Heritage in Queen Elizabeth Forest Park
The Forest Park is steeped in history. Look out for traces of ancient industry in the woods, and follow in the footsteps of outlaws, poets and royalty as you explore.
At work in the woods
Follow the Oak Coppice Trail from The Lodge or the trails at Sallochy to spot old coppiced oaks. The trees were regularly cut back to encourage new stems for building, fuel and to make charcoal for iron smelting. Aberfoyle was a centre of iron ore production in medieval times and, by the 19th century, was famous for its slate quarries.

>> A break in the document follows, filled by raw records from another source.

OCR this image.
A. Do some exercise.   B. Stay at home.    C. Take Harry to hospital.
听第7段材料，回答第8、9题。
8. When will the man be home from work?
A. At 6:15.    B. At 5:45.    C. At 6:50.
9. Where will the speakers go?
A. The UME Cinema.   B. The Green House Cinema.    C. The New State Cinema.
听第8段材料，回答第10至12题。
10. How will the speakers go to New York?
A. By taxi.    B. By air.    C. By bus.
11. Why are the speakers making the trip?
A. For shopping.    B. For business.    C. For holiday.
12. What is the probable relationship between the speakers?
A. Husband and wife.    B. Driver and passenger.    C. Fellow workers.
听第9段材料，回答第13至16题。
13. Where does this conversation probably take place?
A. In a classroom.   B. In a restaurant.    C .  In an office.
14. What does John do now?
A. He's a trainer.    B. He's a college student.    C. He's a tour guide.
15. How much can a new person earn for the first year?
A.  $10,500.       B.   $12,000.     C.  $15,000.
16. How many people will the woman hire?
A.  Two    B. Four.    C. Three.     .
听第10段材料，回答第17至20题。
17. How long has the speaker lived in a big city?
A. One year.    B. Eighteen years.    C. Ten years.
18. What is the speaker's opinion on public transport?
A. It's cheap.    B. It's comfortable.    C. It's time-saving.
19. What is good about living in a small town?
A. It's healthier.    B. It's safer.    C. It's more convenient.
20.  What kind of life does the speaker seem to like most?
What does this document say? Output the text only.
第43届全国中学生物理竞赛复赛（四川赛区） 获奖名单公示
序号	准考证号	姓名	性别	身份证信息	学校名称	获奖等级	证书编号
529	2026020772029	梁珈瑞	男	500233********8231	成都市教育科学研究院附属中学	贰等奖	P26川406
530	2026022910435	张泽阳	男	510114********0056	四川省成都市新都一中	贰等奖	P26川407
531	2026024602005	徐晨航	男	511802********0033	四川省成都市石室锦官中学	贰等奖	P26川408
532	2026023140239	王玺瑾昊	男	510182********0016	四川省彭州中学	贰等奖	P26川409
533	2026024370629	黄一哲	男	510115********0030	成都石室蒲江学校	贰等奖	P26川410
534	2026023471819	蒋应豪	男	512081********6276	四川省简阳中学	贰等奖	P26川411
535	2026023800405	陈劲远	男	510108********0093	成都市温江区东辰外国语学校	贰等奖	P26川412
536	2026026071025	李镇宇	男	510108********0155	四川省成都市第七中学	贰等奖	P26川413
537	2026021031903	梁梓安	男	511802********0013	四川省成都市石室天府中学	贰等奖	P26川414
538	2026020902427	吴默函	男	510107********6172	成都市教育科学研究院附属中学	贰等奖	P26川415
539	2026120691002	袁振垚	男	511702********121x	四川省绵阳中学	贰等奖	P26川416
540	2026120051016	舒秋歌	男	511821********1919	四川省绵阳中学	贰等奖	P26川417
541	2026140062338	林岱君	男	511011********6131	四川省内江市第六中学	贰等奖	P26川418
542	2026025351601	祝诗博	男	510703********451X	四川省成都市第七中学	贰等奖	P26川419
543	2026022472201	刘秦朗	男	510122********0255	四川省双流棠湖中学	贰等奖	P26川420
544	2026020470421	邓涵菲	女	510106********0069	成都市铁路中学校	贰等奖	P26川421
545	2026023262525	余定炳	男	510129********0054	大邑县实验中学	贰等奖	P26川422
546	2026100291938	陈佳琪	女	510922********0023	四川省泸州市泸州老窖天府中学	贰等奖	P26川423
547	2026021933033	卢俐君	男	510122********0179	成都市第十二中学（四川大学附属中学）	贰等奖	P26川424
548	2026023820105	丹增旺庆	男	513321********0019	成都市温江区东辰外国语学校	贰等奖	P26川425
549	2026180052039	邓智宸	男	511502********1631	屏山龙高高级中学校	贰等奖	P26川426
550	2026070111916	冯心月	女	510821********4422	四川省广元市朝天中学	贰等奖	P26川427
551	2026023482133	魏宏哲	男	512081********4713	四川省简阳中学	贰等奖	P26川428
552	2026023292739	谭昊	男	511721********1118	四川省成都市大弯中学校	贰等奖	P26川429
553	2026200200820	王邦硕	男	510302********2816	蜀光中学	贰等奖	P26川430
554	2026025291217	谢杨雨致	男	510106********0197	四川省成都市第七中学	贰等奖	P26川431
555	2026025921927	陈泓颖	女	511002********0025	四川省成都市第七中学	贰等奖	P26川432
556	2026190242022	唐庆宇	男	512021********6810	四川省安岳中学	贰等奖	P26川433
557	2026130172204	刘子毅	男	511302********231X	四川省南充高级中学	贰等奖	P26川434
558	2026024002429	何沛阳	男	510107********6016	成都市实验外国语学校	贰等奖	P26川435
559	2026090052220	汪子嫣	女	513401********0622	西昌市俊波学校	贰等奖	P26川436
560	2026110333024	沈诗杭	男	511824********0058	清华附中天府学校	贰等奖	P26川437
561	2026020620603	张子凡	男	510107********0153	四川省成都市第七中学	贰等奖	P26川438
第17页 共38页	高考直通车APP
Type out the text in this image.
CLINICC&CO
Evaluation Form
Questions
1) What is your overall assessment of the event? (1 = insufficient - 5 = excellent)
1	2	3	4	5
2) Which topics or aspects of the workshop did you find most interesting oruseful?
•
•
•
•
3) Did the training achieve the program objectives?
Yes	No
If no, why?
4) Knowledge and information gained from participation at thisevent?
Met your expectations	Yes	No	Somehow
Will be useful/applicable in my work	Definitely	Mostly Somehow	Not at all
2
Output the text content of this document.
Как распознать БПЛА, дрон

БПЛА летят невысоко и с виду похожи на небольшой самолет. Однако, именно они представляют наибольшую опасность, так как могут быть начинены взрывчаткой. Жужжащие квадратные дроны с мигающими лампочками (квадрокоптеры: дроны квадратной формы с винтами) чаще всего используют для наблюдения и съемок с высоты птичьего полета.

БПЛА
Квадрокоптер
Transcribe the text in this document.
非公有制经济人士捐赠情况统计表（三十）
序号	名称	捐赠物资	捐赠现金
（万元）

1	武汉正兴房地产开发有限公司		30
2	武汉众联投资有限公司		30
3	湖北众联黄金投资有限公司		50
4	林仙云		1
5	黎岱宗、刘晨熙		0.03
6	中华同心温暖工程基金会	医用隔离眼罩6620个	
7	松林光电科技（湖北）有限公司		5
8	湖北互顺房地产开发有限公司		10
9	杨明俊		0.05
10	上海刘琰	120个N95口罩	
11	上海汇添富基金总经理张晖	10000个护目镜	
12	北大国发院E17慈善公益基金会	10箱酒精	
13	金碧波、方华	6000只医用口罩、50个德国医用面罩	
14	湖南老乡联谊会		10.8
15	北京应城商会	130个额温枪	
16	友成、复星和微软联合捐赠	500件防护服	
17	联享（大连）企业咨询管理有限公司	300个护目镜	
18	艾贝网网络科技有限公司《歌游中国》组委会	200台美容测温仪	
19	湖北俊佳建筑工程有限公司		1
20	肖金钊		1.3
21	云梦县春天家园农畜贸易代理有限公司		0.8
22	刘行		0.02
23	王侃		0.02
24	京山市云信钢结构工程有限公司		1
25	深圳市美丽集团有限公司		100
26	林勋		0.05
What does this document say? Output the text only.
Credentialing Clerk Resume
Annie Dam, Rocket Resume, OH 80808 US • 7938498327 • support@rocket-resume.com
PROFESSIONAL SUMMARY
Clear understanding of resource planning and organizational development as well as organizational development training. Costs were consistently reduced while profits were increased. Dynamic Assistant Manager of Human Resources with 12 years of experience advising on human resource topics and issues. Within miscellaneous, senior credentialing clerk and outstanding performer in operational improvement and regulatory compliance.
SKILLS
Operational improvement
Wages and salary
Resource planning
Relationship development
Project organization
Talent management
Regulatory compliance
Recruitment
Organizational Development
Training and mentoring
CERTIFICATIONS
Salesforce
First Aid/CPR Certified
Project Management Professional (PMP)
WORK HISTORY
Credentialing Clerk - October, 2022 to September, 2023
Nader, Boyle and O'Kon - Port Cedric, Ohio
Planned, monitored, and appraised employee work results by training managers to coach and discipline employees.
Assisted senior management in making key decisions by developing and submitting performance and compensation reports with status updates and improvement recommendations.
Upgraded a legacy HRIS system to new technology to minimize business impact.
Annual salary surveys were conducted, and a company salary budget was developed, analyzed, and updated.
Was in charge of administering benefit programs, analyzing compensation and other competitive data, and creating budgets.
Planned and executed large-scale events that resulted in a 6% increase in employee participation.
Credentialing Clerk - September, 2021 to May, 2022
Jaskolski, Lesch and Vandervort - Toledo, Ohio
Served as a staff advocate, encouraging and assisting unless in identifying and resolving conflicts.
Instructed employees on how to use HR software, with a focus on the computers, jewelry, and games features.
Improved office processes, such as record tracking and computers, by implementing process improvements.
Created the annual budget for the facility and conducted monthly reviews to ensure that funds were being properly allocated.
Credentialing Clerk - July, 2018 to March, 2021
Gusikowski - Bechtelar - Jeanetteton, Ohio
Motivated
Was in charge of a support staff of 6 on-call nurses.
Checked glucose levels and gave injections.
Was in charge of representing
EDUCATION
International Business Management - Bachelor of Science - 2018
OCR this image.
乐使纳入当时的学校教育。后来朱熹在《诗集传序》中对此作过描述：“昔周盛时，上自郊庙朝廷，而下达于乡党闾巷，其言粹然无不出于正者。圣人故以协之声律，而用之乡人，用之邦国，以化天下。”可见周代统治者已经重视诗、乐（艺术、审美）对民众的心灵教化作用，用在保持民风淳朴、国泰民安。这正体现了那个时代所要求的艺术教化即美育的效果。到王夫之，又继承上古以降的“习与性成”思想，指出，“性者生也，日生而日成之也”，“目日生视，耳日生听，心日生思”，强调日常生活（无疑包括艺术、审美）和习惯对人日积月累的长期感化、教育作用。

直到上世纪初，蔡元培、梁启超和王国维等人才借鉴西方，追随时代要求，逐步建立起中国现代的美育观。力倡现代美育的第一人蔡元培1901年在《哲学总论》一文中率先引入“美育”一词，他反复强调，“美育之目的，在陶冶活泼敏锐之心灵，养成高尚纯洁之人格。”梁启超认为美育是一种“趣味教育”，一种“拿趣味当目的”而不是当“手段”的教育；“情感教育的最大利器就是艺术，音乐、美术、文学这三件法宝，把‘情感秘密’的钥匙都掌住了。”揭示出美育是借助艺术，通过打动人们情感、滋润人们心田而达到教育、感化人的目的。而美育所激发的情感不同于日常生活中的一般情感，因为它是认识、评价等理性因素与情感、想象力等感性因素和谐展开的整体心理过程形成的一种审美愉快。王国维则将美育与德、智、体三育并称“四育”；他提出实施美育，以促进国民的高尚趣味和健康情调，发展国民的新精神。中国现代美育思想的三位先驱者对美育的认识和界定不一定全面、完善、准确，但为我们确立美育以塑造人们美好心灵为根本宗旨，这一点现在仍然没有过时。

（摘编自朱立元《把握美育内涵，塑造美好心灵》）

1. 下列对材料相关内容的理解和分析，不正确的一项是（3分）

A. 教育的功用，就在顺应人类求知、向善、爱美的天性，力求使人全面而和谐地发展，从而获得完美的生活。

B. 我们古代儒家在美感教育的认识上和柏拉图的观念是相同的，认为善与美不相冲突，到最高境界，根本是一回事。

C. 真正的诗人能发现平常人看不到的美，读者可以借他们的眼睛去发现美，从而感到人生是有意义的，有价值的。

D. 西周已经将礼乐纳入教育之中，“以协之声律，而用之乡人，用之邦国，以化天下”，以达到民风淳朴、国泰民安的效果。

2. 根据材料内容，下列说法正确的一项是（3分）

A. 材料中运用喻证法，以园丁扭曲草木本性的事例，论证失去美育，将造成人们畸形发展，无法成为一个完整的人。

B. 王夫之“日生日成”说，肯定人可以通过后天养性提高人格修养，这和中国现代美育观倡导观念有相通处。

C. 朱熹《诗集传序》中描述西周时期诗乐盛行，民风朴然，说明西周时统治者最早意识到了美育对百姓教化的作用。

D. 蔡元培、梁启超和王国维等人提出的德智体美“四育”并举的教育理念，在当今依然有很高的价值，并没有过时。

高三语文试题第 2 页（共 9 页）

The Women's Timber Corps - affectionately known as the Lumberjills - stepped up to the mark to manage the country's forests during World war. A life sized bronze sculpture stands in the grounds of The Lodge Forest Visitor Centre as a lasting commemoration to their efforts.
A very famous farmer
Rob Roy, Perthshire’s famous outlaw and cattle rustler, was a farmer in Glen Arklet. Born in in 1671 at Glengyle at the head of Loch Katrine, he lived in the glen for most of his life. Follow the Old Military Road from Stronachlachar to Inversnaid Garrison to find out more about his colourful life or wind through wooded Strathyre to reach his grave at Balquidder.
In search of inspiration
Loch Katrine has been inspiring great writers and artists for centuries, including Sir Walter Scott and William Wordsworth. Their evocative works drew Victorian tourists to the area, and Queen Victoria visited several times. The Duke’s Pass, the winding road from Aberfoyle to Loch Katrine, had to be upgraded to accommodate the surge of visitors.
Look out for the little people
According to local legend, the Forest Park is also the haunt of fairies. Find the entrance to a fairy queen’s underground palace at Doon Hill near Aberfoyle or climb Beinn an t-Sidhein, the ‘fairy mountain’, in magical Strathyre Forest.